MONREALE – “L’ultimo bilancio del comune di Monreale risale al 2017. Quelli relativi al triennio 2018-2020 erano stati bocciato dal Ministero degli Interni. Adesso guardiamo con grande ottimismo all’approvazione dell’ipotesi di bilancio stabilmente riequilibrato per il periodo 2018-2022 che ieri è passato al vaglio del consiglio comunale”.

L’assessore al bilancio Luigi D’Eliseo sfodera il grande orgoglio per un risultato ormai alle porte, e che per il comune di Monreale garantirebbe il rilancio economico.

Il bilancio dovrà passare adesso dalla Direzione Finanziaria Locale del Ministero degli Interni.

“Ci aspettiamo un esito positivo, o tutt’al più dei correttivi. Il mio ottimismo nasce dal fatto che in questi due anni abbiamo sempre tenuto un fitto dialogo con l’ente controllore e ci siamo attenuti alle prescrizioni date all’ente”.

Tra queste prescrizioni un taglio al 20% delle spese correnti.

“Si, ma siamo riusciti a tagliare le spese senza intaccare i servizi offerti alla città e senza aumentare i tributi. E di questo andiamo orgogliosi. Dietro c’è stato un lavoro di squadra, e la grande professionalità messa in campo dal dott. Ignazio Tabone, il dirigente dell’area finanze del comune”.

Il vaglio del Ministero comporterà il ritorno alla normalità?

“È proprio così. E per Monreale sarà un fatto storico. Se alla nostra ipotesi di bilancio verrà dato il placet da parte del Ministero cominceremo a redigere bilanci del tutto normali, come in un paese normale”.

Il piano di riequilibrio pluriennale però rimane, quindi il comune continuerà ad avere i rubinetti della spesa chiusi.

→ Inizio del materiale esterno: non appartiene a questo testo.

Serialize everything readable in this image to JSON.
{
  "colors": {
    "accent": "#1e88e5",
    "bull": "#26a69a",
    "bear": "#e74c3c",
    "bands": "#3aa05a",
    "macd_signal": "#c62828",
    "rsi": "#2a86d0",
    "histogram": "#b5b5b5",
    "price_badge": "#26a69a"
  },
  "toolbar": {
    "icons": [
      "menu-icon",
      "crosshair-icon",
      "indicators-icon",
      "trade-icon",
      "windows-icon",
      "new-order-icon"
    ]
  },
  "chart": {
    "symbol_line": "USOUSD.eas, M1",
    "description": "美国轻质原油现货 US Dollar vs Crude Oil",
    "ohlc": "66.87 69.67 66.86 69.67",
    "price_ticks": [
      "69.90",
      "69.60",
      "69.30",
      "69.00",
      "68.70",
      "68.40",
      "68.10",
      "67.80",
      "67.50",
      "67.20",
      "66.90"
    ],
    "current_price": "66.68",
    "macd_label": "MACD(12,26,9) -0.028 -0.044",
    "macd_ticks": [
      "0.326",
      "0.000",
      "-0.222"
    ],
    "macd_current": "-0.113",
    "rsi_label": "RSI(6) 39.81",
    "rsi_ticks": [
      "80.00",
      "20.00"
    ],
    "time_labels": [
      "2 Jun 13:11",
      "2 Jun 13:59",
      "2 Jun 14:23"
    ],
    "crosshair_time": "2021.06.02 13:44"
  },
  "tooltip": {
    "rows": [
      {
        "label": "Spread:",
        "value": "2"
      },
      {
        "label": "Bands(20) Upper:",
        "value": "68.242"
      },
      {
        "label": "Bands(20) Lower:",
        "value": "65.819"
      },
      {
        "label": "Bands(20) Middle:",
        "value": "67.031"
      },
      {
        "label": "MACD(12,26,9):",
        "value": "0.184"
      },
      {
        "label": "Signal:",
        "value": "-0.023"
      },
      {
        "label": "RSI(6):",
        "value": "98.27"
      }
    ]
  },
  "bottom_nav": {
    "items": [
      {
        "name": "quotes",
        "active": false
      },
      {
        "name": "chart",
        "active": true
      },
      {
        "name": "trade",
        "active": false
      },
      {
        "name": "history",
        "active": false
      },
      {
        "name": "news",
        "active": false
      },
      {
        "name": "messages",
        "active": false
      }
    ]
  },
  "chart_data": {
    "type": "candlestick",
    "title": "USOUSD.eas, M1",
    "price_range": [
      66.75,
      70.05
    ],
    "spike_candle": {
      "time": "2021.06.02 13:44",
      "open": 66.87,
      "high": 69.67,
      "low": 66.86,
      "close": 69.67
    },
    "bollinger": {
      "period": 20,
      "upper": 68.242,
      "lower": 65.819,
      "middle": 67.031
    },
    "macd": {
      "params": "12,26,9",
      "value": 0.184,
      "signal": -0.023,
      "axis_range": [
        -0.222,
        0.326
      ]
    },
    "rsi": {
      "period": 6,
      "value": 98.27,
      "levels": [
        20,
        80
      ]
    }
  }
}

“In realtà il comune di Monreale si verrà a trovare in una situazione dinamica, ci sarà un cambio di passo dal punta di vista finanziario, un ulteriore passo in avanti per uscire dal dissesto finanziario. L’ipotesi di piano di riequilibrio fa riferimento alla peggiore delle condizioni. Ma se dovessero verificarsi condizioni migliorative l’ente potrà godere di una migliore libertà finanziaria”.